Por P. Prisciliano Hernández Chávez, CORC.

El dolor físico y el sufrimiento, como pena moral que traspasa el alma, parecen propios de la condición humana. San Juan Pablo II, nos señala ‘que parece ser esencial a la naturaleza del hombre’ el sufrimiento (Salvifici Doloris, nº 1), ‘inseparable de la existencia terrena del hombre’ (Ibídem 3). El sufrimiento comporta un misterio intangible que suscita compasión, respeto y muchas veces nos atemoriza.

El pasaje de san Marcos (1, 40-45) sobre la curación de un leproso, nos permite reflexionar sobre el alcance de esta enfermedad pavorosa, -la lepra, (y cualquier otra similar de nuestro tiempo), su condición en la persona de por sí con una enfermedad que suscita horror, las sanciones legales del Levítico, y una exclusión social, exclusión de la comunidad religiosa y de la familia. Si se acercaban podrían ser apedreados. El Señor Jesús toca, sana y devuelve la alegría de vivir al leproso y recupera su inclusión, social, familiar y religiosa.

Existen otros tipos de sufrimiento, como la podredumbre del alma por la envidia. Nos dice el Padre Ignacio Larrañaga, en su obra ‘Del sufrimiento a la Paz’, ‘los que sufren hacen sufrir. Los fracasados necesitan molestar y lanzar sus dardos contra los que triunfan. Los resentidos inundan de resentimiento su entorno vital. Solo se sienten felices cuando pueden constatar que todo anda mal, que todos fracasaron. El fracaso de los demás es un alivio para sus propios fracasos; y se compensan de sus frustraciones alegrándose de los fracasos ajenos y esparciendo a los cuatro vientos noticias negativas muchas veces tergiversadas y siempre magnificadas…En conflicto consigo mismos…Siembran divisiones y odio a su alrededor porque se odian a sí mismos ‘(Cap. 1).
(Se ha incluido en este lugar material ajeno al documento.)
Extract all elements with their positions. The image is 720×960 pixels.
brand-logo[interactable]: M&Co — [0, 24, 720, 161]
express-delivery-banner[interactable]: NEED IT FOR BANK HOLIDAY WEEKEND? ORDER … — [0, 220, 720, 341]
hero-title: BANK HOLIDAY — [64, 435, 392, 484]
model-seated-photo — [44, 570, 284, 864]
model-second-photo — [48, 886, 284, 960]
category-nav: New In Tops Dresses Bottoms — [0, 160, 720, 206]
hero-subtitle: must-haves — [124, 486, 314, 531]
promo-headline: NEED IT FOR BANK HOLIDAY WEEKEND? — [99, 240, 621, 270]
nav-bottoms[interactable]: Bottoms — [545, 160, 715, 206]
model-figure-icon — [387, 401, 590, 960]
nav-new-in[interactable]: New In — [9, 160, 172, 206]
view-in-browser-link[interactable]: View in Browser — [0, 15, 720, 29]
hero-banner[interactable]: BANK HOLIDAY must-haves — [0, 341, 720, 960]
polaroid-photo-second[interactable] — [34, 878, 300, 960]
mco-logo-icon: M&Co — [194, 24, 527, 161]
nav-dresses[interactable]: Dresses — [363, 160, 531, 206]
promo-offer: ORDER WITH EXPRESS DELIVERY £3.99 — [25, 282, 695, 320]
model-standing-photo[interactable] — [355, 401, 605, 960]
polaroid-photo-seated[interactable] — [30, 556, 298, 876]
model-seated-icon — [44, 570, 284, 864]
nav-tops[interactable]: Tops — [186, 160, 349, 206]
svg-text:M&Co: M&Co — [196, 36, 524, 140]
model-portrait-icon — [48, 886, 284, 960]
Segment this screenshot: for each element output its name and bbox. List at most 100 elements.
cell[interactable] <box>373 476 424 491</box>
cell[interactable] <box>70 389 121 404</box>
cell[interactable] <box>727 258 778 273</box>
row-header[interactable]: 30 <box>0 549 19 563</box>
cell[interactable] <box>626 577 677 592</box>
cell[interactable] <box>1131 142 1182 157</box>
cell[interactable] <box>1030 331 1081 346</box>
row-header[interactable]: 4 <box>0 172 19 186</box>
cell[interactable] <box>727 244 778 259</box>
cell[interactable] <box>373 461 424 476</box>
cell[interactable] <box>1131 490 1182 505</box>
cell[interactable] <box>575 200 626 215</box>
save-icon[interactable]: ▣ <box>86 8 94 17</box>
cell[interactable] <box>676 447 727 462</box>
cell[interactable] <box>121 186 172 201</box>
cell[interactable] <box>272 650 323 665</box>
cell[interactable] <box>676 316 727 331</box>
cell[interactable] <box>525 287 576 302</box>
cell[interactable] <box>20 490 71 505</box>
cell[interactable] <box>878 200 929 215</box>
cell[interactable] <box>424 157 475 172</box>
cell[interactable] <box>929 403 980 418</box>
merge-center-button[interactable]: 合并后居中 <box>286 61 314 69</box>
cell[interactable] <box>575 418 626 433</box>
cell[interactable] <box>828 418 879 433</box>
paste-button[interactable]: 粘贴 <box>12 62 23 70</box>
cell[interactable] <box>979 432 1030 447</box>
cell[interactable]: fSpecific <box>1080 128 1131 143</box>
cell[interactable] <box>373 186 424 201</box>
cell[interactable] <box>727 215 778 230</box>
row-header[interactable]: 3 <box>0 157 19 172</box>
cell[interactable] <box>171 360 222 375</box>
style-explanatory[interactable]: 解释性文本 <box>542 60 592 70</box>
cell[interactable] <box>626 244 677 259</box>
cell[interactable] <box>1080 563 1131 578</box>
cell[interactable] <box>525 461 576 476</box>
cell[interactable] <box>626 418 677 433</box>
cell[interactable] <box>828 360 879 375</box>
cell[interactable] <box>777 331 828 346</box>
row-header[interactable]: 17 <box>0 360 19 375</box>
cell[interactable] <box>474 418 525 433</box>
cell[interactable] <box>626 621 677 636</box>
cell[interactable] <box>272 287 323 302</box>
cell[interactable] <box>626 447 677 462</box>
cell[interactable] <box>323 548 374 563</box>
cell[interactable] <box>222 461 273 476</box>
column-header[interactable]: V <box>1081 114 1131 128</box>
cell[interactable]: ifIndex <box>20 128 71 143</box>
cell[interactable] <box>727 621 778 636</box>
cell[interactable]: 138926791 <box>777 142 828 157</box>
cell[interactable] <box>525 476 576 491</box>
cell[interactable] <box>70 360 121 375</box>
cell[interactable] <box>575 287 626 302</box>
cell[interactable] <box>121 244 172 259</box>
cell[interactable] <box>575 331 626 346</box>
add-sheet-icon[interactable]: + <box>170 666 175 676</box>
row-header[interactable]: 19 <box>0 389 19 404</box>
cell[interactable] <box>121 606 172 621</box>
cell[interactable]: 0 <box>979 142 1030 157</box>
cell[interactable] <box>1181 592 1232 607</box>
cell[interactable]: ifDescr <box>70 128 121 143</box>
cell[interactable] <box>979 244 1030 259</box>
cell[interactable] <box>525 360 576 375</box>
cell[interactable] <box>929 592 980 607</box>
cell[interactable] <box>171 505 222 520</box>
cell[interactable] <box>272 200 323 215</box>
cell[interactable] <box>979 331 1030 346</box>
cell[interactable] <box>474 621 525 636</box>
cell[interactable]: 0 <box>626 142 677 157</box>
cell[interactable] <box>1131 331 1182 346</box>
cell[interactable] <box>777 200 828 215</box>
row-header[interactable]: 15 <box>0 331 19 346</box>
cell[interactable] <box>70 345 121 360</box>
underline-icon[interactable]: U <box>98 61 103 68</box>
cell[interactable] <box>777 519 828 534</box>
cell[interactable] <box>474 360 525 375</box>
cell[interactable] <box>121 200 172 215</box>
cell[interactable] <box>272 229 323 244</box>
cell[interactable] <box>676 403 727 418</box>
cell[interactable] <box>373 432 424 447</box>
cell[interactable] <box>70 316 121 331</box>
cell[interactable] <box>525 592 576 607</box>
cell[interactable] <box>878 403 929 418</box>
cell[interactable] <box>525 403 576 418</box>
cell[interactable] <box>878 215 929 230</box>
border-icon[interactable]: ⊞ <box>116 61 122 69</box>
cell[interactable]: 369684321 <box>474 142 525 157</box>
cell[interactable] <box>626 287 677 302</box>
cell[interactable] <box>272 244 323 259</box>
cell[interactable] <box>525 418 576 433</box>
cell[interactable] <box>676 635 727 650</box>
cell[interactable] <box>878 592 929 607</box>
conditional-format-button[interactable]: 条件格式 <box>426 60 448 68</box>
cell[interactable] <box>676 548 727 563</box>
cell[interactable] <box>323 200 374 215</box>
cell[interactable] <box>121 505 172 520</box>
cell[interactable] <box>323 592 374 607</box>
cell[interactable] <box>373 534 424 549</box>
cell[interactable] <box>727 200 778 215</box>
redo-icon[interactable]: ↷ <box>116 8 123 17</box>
La pena moral personal por el fracaso se puede transformar en autoexclusión; el egoísmo aísla y rompe los vínculos con los demás; o el egoísta usa a los demás para su propio beneficio.

Jesús puede devolvernos la salud, liberarnos de la marginación, de la soledad y de nuestras miserias morales que pesan como una cruz en nuestra conciencia.

Esta oración del gran san Agustín en el libro de las Confesiones (10, 39), nos puede ayudar:

‘¡Señor, ten compasión de mí! ¡Ay de mí! Mira aquí mis llagas; no te las escondo; tú eres médico, yo enfermo; tú eres misericordioso, yo miserable’.

Jesús nos sana de las exclusiones propias y de las exclusiones cuando se es víctima.

En el día de ‘la Jornada Mundial del Enfermo’, – 11 de febrero, Fiesta de Nuestra Señora de Lourdes, hemos de hacer nuestro el Corazón de Jesucristo, en el cual caben todos, los enfermos, los que en esta sociedad considera sobrantes y despojos humanos, los indeseables. El sufrimiento humano es variado y pluridimensional. Ante las fronteras de separación, está ‘el tender puentes’ del Papa Francisco.

La advertencia de Jürgen Moltmann, debe abrirnos los ojos y ponernos alerta:

‘Una sociedad cerrada es una sociedad sin futuro, una sociedad que mata la esperanza de vida de los marginados y que finalmente se hunde a sí misma’. Ahí está el drama humano y terrible de nuestros hermanos migrantes.

La exclusión no está en el proyecto de Dios, -su Reino, ni es propiamente cristiana. Pues ‘todos los hombree son llamados al mismo fin: Dios. Existe cierta semejanza entre la unión de las personas divinas y la fraternidad que los hombres deben instaurar entre ellos, en la verdad y el amor (CF G et Sp 24,3).

(…) en la cruz está el ‘Redentor del hombre’, el Varón de dolores, que ha asumido en sí mismo los sufrimientos físicos y morales de los hombres de todos los tiempos, para que en el amor puedan encontrar el sentido salvífico de su dolor y las respuestas válidas a todas sus preguntas’ (S D 31).

Jesús nos cura de las exclusiones y de la autoexclusión.